From 2008 to 2016, President Barack Obama used executive action to establish much-needed regulations to protect the environment from the rapidly increasing amount of pollutants released into the atmosphere each year. Over the past 13 months, President Trump has overturned at least 15 rules and regulations put in place by the Obama administration and beyond, ranging from the use of fracking on public land to the dumping of harmful mining waste into streams. One of the most politicized of these reversals was Trump’s decision to withdraw from the Paris Agreement on climate change mitigation in June of 2017. His reasoning for this decision— that it would negatively impact the U.S. economy—comes from his ignorance of the economic realities confronting the decaying coal and fossil fuels industry as a whole.

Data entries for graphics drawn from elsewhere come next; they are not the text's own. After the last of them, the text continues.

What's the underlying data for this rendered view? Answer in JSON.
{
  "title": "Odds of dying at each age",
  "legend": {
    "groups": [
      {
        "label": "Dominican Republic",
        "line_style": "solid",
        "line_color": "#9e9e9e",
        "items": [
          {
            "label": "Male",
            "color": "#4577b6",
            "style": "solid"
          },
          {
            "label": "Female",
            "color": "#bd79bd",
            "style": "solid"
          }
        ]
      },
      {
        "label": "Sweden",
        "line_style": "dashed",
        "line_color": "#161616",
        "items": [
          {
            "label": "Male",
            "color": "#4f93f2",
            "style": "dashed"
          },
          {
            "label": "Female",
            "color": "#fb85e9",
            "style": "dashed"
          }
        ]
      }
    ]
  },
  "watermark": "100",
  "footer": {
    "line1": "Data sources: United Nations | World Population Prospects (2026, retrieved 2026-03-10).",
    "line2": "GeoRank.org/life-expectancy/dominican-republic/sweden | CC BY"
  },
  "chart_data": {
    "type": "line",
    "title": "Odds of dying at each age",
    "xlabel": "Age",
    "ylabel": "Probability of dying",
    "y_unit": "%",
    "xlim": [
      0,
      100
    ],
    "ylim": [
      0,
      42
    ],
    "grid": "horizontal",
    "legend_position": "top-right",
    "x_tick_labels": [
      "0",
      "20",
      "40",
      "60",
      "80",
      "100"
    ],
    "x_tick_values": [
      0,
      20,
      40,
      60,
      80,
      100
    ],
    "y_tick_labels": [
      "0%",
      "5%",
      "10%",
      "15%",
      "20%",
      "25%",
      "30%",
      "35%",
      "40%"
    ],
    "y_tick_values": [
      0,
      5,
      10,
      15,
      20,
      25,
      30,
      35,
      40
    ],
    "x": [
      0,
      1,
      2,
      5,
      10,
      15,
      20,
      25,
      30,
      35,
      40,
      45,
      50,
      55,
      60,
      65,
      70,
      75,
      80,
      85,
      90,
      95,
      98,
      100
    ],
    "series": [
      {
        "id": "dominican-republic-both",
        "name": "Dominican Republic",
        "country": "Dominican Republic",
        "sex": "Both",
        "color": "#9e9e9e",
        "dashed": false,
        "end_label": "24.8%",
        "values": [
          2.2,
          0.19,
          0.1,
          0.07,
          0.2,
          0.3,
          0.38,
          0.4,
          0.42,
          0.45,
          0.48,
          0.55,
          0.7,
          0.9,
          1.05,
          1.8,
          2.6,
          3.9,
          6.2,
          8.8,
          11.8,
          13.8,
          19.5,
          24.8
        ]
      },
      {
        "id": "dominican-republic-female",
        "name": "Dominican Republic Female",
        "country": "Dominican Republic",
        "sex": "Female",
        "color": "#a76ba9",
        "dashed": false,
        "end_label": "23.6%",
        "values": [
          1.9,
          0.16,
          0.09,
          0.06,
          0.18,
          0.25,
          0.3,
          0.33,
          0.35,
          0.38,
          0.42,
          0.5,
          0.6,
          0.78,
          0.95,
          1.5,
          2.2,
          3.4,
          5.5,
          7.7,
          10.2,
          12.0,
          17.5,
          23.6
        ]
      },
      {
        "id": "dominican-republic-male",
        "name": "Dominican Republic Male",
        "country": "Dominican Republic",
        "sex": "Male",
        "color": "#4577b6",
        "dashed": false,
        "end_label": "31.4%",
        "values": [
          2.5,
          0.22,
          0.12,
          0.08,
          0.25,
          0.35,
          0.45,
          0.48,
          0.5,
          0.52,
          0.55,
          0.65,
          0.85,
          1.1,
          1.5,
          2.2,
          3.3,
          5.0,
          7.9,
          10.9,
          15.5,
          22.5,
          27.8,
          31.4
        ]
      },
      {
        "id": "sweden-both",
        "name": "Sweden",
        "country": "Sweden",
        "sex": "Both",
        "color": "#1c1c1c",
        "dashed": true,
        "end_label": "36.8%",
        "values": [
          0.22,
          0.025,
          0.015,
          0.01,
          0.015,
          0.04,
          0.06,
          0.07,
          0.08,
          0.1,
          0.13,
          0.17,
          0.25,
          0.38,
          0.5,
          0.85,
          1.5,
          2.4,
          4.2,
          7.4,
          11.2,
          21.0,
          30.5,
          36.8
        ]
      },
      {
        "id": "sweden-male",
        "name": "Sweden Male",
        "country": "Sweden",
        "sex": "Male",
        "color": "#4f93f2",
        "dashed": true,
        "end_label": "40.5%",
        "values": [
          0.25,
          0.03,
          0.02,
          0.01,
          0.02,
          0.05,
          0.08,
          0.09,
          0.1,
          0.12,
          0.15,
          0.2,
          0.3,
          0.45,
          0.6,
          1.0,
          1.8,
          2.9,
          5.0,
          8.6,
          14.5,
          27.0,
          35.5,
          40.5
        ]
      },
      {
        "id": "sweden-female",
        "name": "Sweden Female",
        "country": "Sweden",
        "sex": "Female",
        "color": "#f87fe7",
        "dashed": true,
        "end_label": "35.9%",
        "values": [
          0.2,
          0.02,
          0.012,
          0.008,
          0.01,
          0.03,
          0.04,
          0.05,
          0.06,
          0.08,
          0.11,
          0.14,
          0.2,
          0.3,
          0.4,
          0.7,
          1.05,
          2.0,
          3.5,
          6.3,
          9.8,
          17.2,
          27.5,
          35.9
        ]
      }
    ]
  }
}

The Americans who make up Trump’s voter base include many rural Americans who are employed in shrinking industries like mining. These Americans face a greater risk of losing their jobs as our economy moves away from the industrial foundations of the past. By overturning environmental regulations, Trump is ignoring the fact that the economy is rapidly using clean energy in the place of the fossil fuels and coal. This imminent shift will adversely affect Americans whose jobs have been revitalized, but only temporarily, by Trump’s efforts to bolster a industry that has been naturally declining for years. Instead of finding ways to bring these industries up to code with regulations that require them be sustainable in the modern era, Trump is only prolonging the inevitability of Americans losing their jobs while providing no alternatives for them to earn a viable income.

While the economic harms of Trump’s efforts to dismantle environmental regulation are huge, the historical and ecological impacts of his decisions are even more disastrous. Trump’s appointees to head the Environmental Protection Agency (Scott Pruitt) and the Department of the Interior (Ryan Zinke) have been an embarrassment to those truly dedicated to preserving our country’s environment and its historical legacy.

Pruitt’s position as the administrator to the agency responsible for protecting the health of America’s citizens and environment is laughable. Before his appointment as head of the EPA, Pruitt served as Oklahoma’s attorney general and fought hard against the agency’s regulations, even suing the EPA a grand total of 13 times. It is obvious why Trump selected Pruitt to run the EPA—to cause irreparable harm to the agency’s purpose as a purveyor of science and environmental accountability.

Zinke isn’t any better. Via executive order in April 2017, Trump called on his Secretary of the Interior to review the size of 40 national monuments in order to explore redefining their boundaries. Zinke’s review, which found its way to the president’s desk last August, prompted one of the most radical reductions of public land in American history. Bears Ears National Monument, located in southeastern Utah, was reduced from 1.35 million acres to roughly 15 percent of its original size (201,876 acres). Around the nation, protests were heard from conservationists and Native American Tribal coalitions. The order caused thousands of acres of land full of puebloan artifacts and dwellings to become unprotected from public looting as well as open for drilling and mining operations.

Regulations placed on national monuments are there for a reason: to preserve areas of historical, scientific and archaeological significance so they can be accessible to future generations. Big Bend National Park, which was designated in the ‘40s, continues to be one of America’s most valued natural wonders, and will remain close to the hearts of Texans for years to come. Trump’s plans to build a wall through the vast desert landscape threatens not only a beautiful part of this state and nation but also our duty to protect the environment for the generations that will inherit the environment we leave behind.